Energy affects temperature
Energy in a building is partly generated from occupants emitting heat and partly by the electrical energy used in the building which is transformed into heat. For example, the energy from lighting, computers, refridgerators and freezers along with solar radiation through windows and on the building walls and roof add energy in the form of heat to a building.
If the temperature outdoors is wamer than indoors, heat will enter by heat conduction through all surfaces of the building. Conversely, if warmer indoors, heat will be conducted through the building envelope to the outside. In addition to conduction, heat is transported through the building envelope by infiltration, i.e. air flow through the building envelope. Large volumes of heat can be transported into or out of the building via ventilation flows.
To control the temperature in buildings there are heating solutions capable of supplying heat in the cold winter months, and also comfort cooling systems designed to transport heat away in warmer periods.
Temperatures in northern Europe
Northern Europe, focus on keeping buildings heated during the cold winter months. Due to the colder climates, heating accounts for a large percentage of the total energy consumption in buildings, and one of the most effective measures for achieving better energy performance is to upgrade the construction of the building. With improved insulation and better window glazing and an airtight building envelope to reduce infiltration, there is less need to supply heat to compensate for the energy leaking from the heated space.
The time it takes for the temperature in a room to change depends on the difference between the energy supplied and the energy extracted.
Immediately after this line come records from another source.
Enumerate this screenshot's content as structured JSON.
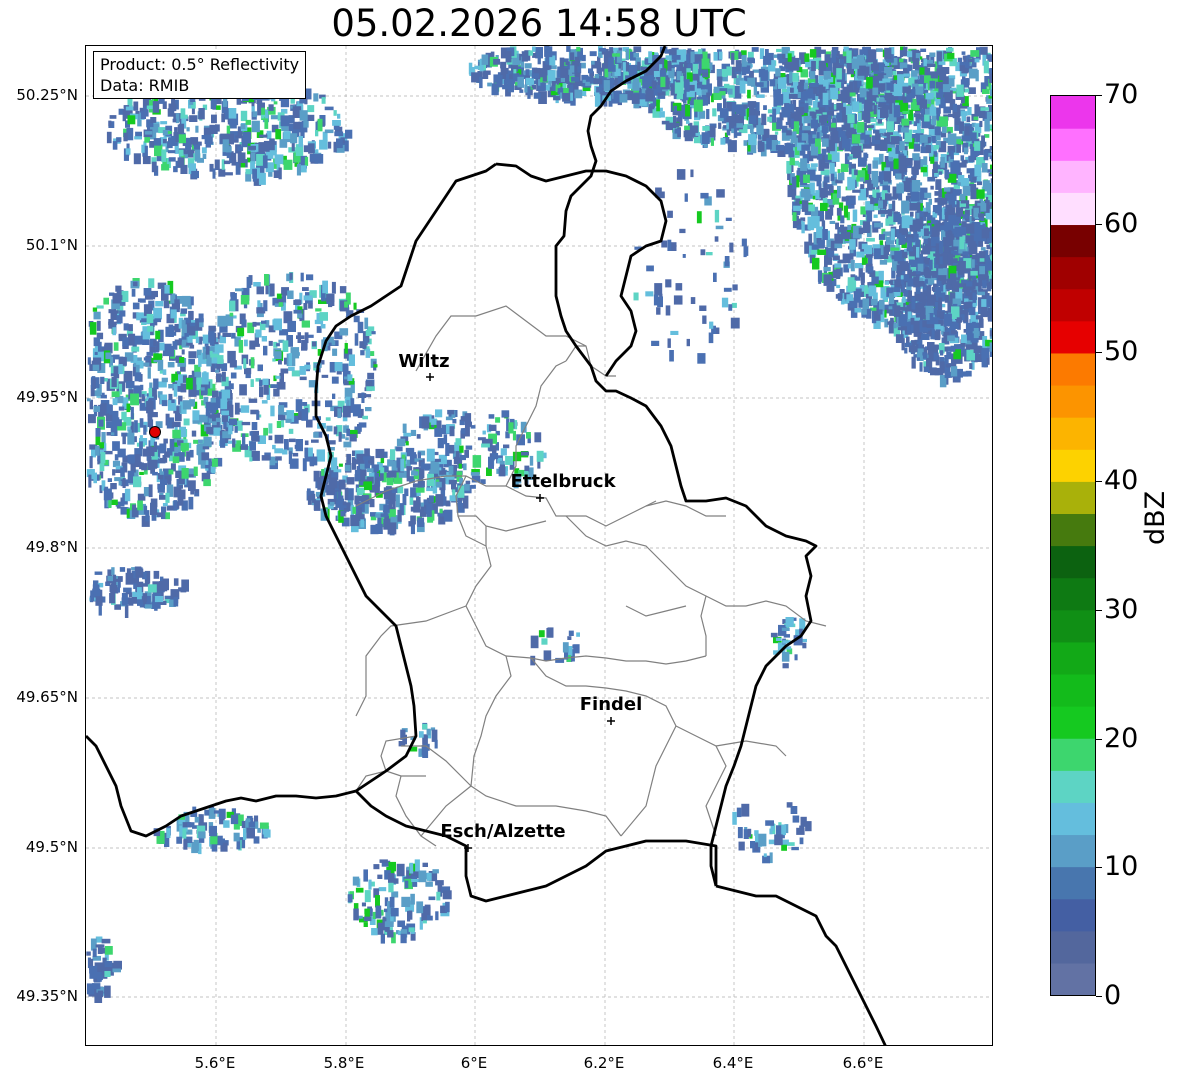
{
  "title": "05.02.2026 14:58 UTC",
  "info": {
    "line1": "Product: 0.5° Reflectivity",
    "line2": "Data: RMIB"
  },
  "lat_labels": [
    "50.25°N",
    "50.1°N",
    "49.95°N",
    "49.8°N",
    "49.65°N",
    "49.5°N",
    "49.35°N"
  ],
  "lon_labels": [
    "5.6°E",
    "5.8°E",
    "6°E",
    "6.2°E",
    "6.4°E",
    "6.6°E"
  ],
  "cities": [
    {
      "name": "Wiltz"
    },
    {
      "name": "Ettelbruck"
    },
    {
      "name": "Findel"
    },
    {
      "name": "Esch/Alzette"
    }
  ],
  "colorbar": {
    "label": "dBZ",
    "ticks": [
      "0",
      "10",
      "20",
      "30",
      "40",
      "50",
      "60",
      "70"
    ],
    "range": [
      0,
      70
    ],
    "colors": [
      "#6272a4",
      "#53679d",
      "#445fa3",
      "#4876ae",
      "#5a9ec7",
      "#64bedd",
      "#5dd4c4",
      "#3dd66e",
      "#15c920",
      "#13bb1b",
      "#12a917",
      "#108f15",
      "#0e7a13",
      "#0c6210",
      "#467a0e",
      "#a9b10a",
      "#fdd200",
      "#fcb400",
      "#fc9400",
      "#fc7a00",
      "#e60000",
      "#c00000",
      "#a00000",
      "#780000",
      "#ffdeff",
      "#ffb4ff",
      "#ff70ff",
      "#ec36ec"
    ]
  },
  "colors": {
    "border": "#000000",
    "district": "#808080",
    "grid": "#b0b0b0",
    "radar_site": "#e00000"
  }
}
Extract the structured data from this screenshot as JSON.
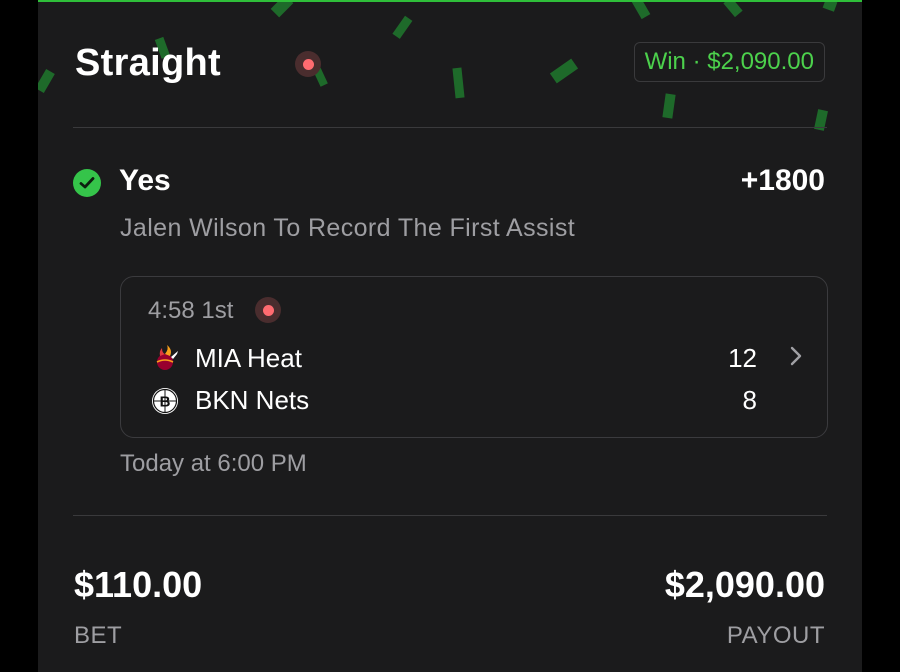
{
  "bet": {
    "type": "Straight",
    "result_badge": "Win · $2,090.00",
    "pick_label": "Yes",
    "odds": "+1800",
    "market": "Jalen Wilson To Record The First Assist",
    "start_time": "Today at 6:00 PM",
    "bet_amount": "$110.00",
    "bet_label": "BET",
    "payout_amount": "$2,090.00",
    "payout_label": "PAYOUT"
  },
  "game": {
    "clock": "4:58 1st",
    "teams": [
      {
        "name": "MIA Heat",
        "score": "12",
        "icon": "miami-heat-logo-icon"
      },
      {
        "name": "BKN Nets",
        "score": "8",
        "icon": "brooklyn-nets-logo-icon"
      }
    ]
  },
  "colors": {
    "background": "#1b1b1c",
    "win_green": "#4cd14c",
    "live_red": "#ff6b70",
    "muted_text": "#9e9ea2"
  }
}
Energy per unit of time is referred to as power, and the greater the net heating power, the faster the temperature rises and vice versa – the greater the net cooling power, the faster the temperature falls. Besides power, temperature change is influenced by the building and the amount of energy it can retain. A heavy concrete building can store a large amount of energy, and thus counteract a temperature change better than a timber building of lower mass. A building’s thermal inertia is important to take into account when designing cooling and heating systems, as this greatly influences the capacity needed.